I was about as prepared as Donald J. Trump is for his next job. I was woefully inadequate. But unlike him, I realized that if I proceeded on my chosen course, I was likely to run into disaster in the ensuing days. I stopped. I reconsidered. I backed away from the figurative and the real precipice. Unfortunately, people with his mental illness never do.
A lovely drink at the world famous Ahwahnee Hotel (renamed The Majestic due to some ridiculous corporate thing (See warnings in paragraph 3, above.)), and then I met my bro at the brandy new Rush Creek Resort just outside the park gates and had a terrific buffet meal poolside and chatted up my nieces.
Day Two featured a hike with the girls to May Lake and beyond, onto the slopes of 12,000 foot Mt. Hoffman. Our group split up at that point and Matt and I headed for the summit ridge, which was a bit too much for the girls. The two of us have summit fever to a certain degree. I also have a fear of heights, and I was, like, ok, you go ahead, I don’t really have to climb those boulders and get to the tippy top and see the 7,000 foot drop off the other side. But two women who were about to make the attempt said, oh no, come on, you got this far. And don’t let anyone tell you women can’t do anything they set their minds to, (yup, even win the popular vote for President of the dis- United States despite being too competent to be popular) because we did it, and shared the summit space with this marmot. He kept us occupied taking pictures while his partner in crime was chewing up Matt’s brand new pack and my hiking poles. Marmots need salt, and they get it from eating sweaty gear. Opportunistic little rodents. Like some politicians.
July 3 was the day of the requisite dawn assault. Matt and I left before dawn to drive to the trailhead for Cloud’s Rest, a 14 mile out and back hike to the top of, well, Cloud’s Rest, which looks down on Half Dome. It’s not as high as Mount Hoffman, but it is a major hike in and out. We started the climb about 6:30 am, as I remember.The sun was barely up in the valley. It was cool and dry, and the trail was nearly deserted.

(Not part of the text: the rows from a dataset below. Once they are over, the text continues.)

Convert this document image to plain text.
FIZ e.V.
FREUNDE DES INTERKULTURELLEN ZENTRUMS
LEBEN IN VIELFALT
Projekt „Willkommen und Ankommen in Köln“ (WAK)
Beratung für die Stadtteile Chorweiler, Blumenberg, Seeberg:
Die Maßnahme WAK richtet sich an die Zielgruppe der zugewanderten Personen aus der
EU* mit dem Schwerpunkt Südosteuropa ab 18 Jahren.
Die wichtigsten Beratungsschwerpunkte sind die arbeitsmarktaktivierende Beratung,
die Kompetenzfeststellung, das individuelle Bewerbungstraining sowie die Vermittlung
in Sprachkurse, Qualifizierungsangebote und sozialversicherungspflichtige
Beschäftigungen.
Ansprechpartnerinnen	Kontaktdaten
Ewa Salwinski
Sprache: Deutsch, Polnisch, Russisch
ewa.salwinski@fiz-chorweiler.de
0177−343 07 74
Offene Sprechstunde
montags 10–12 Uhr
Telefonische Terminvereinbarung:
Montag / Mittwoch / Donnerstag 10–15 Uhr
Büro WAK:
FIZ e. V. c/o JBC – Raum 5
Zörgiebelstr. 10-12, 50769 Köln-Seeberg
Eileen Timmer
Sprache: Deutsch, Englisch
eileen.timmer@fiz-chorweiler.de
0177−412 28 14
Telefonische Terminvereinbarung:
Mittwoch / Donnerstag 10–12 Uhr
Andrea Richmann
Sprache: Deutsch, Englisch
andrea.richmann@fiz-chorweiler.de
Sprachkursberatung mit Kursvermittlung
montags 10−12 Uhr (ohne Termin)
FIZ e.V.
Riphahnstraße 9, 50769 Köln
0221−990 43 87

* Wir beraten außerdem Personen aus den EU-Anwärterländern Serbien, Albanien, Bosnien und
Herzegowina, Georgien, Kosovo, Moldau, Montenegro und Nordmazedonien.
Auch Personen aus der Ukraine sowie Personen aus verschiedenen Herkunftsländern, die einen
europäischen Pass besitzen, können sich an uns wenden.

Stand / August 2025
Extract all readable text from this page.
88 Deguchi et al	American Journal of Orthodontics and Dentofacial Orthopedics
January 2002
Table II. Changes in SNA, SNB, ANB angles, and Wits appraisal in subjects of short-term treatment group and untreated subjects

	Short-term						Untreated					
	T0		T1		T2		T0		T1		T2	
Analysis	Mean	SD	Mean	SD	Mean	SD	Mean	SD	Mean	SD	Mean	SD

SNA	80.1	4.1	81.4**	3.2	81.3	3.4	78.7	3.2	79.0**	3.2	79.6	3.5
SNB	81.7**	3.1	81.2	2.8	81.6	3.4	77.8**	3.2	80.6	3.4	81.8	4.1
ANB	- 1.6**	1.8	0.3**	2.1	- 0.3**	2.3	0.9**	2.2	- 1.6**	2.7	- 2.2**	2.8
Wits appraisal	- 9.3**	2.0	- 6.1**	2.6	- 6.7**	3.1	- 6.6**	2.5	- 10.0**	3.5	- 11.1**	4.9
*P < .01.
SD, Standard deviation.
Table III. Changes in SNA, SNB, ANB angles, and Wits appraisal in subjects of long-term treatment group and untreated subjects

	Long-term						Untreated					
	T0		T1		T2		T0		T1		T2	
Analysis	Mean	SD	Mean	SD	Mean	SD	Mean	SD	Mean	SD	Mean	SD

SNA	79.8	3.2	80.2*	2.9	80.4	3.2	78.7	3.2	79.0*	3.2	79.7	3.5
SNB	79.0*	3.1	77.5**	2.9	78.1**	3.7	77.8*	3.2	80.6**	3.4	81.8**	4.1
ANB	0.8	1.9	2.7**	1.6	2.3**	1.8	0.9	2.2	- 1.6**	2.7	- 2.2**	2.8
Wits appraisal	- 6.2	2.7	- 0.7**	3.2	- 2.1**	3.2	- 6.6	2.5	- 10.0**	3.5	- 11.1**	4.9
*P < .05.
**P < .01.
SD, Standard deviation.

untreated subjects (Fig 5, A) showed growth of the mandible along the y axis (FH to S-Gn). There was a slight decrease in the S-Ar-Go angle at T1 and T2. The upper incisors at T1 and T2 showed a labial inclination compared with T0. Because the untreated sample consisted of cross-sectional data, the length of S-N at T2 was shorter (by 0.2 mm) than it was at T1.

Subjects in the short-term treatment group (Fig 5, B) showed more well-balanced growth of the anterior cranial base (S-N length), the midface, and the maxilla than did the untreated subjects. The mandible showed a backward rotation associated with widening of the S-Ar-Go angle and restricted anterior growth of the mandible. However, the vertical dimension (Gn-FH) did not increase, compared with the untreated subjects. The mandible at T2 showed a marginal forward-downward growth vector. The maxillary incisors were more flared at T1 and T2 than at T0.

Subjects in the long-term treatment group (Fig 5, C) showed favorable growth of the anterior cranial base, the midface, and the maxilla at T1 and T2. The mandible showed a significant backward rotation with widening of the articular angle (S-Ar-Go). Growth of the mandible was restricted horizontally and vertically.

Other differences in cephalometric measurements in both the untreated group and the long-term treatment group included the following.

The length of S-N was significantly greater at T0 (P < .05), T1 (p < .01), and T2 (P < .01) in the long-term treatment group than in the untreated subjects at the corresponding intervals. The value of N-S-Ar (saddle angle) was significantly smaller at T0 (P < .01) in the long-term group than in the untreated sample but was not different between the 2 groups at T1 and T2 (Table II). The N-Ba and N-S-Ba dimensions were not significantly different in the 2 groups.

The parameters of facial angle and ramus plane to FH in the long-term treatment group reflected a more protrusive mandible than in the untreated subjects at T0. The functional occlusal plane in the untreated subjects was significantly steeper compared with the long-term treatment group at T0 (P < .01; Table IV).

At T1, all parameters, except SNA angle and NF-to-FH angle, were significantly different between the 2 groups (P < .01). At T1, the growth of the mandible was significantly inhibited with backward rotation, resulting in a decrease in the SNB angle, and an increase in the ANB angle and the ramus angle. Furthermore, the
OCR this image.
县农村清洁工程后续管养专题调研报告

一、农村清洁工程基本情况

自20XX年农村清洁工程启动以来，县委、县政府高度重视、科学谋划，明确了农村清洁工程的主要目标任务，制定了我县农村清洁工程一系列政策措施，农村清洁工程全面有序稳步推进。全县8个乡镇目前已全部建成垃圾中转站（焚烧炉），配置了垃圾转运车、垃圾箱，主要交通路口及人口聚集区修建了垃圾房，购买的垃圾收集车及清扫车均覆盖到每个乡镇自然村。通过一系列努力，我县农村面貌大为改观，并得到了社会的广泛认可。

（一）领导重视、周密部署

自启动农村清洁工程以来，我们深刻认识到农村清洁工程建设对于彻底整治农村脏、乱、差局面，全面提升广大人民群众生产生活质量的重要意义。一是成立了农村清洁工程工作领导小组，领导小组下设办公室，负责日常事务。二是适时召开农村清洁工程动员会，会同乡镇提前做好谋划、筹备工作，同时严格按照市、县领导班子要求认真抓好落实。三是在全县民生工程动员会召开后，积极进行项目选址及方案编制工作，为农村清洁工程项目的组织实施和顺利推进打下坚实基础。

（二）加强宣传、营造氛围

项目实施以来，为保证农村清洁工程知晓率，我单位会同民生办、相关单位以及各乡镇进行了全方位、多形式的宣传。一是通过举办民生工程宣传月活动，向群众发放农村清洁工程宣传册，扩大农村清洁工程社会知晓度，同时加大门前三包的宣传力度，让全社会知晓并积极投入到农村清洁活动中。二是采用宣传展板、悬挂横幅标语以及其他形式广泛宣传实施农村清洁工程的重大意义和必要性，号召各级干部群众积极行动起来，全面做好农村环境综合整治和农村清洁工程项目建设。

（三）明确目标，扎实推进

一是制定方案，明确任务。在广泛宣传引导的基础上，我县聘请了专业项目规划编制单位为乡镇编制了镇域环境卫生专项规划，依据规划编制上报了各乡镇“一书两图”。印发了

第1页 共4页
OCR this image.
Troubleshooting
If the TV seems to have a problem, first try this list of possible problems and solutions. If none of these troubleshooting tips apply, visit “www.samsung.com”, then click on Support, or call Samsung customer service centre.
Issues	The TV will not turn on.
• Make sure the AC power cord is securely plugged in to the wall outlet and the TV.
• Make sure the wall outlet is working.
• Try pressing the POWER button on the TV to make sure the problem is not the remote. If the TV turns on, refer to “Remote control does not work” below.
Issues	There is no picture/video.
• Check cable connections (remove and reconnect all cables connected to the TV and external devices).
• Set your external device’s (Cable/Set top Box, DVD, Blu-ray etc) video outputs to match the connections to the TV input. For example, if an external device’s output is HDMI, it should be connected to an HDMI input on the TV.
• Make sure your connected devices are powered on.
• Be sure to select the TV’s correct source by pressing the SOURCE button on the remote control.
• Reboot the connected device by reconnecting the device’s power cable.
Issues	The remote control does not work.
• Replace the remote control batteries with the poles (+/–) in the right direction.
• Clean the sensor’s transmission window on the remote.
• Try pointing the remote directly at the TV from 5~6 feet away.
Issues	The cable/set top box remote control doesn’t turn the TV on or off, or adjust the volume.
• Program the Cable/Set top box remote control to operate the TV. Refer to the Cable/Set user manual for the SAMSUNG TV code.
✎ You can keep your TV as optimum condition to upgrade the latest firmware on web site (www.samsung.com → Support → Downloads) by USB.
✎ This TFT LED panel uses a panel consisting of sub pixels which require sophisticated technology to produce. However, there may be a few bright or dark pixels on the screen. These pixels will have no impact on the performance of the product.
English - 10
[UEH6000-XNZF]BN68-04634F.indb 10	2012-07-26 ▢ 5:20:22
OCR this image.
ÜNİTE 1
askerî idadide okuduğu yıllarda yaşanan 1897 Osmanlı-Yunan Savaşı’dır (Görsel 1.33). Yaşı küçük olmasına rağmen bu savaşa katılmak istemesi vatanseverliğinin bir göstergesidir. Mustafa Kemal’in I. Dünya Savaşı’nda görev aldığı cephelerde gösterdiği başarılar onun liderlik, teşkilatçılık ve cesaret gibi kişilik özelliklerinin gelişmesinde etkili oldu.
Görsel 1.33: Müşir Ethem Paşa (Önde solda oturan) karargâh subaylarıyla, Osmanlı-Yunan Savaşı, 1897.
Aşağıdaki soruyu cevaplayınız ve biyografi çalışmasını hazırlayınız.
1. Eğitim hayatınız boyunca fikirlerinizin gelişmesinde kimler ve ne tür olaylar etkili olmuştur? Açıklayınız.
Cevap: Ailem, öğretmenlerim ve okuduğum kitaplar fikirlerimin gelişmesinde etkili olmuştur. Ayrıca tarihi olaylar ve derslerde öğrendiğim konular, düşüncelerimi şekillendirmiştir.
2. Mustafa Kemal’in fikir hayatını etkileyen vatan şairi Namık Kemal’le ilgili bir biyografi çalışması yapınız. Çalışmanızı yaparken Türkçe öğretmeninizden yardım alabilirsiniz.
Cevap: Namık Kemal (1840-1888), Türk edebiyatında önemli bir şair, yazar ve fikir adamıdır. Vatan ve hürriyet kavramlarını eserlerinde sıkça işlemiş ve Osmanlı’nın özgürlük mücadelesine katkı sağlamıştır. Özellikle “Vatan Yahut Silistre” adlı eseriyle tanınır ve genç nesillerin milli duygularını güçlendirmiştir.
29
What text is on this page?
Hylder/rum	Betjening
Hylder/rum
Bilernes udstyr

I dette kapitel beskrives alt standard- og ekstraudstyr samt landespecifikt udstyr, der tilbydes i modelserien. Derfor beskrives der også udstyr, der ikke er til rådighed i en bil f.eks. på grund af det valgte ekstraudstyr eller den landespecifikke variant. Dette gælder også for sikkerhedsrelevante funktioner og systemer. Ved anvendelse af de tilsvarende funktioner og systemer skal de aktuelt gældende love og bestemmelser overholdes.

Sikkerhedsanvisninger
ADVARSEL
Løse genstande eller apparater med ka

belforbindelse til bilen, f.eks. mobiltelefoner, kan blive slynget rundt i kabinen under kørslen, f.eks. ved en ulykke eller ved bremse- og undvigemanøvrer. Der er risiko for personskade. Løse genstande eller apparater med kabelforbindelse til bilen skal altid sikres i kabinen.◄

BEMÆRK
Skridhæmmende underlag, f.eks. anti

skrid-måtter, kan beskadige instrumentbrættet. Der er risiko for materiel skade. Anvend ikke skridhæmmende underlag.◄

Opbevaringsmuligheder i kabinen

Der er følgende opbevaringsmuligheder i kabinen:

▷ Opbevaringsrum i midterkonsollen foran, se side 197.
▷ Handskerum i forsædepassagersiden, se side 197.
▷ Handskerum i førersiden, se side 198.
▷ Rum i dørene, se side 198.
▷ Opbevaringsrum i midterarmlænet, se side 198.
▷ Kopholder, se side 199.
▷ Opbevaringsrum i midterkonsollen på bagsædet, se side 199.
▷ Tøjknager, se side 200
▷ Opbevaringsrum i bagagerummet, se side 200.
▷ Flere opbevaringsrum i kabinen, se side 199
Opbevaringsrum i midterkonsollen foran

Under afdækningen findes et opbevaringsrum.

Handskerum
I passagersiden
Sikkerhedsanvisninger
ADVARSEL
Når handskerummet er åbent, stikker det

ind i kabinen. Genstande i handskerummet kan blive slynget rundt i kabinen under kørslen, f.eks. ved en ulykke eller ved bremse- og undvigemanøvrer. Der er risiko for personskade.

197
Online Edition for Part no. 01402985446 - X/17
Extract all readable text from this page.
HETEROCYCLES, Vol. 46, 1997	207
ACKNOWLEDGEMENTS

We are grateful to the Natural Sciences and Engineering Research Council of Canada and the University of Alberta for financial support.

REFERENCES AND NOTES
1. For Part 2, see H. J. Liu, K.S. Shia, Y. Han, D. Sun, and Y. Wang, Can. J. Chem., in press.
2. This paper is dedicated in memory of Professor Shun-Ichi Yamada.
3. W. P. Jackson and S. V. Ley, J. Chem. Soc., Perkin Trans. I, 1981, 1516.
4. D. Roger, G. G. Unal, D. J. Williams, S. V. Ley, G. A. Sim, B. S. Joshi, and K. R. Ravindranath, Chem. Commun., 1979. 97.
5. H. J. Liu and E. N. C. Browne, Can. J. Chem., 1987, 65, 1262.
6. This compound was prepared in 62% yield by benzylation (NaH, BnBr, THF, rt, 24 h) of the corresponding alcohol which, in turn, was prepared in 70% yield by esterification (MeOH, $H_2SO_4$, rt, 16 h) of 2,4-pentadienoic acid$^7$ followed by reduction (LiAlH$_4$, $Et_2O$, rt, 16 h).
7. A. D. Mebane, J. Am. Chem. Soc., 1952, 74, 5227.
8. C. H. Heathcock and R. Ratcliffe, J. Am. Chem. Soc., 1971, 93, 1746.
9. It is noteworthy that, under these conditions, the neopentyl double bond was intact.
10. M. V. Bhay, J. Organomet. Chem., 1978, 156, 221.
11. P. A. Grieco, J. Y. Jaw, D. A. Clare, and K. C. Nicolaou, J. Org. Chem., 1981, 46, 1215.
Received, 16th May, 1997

Wildflowers, boulder fields, steeps, switchbacks, skinned knees, bathroom breaks off trail, and the sound of our breathing underscoring the birdsong. Matt is tall and strong, and the pace was a challenge for me. So fun.
Every mountain seems to end in a rock scramble. Matt captured this shot of me striding confidently toward the summit…
and this one of me suddenly feeling exposed and crouching feebly toward my feet.
The view from Cloud’s Rest down into the valley was worth the momentary terror. Half Dome is left of center, people ascending the cables like ants.
The final day, July 4, we hiked out to a waterfall and swim along the Evergreen road called Carlon Falls. I hadn’t hiked with young children for quite a few years, and doing so reminded me that a slower pace is not a lesser pace; it is just different. It reveals details best savored slowly. After we said our goodbyes, I headed back to Hetch and did one final 2 mile hike on the ridge before driving back to Sacramento to catch my flight home.
Yosemite is vast and varied, and surely one of the crown jewels of our public lands. May they be forever public. I honestly don’t know what will become of them.
Sorry to be so negative but this is a terrible horrible no good very bad day. My memories of Yosemite are fading with time and more travel and final goodbyes, and they are tainted by my fears for its future.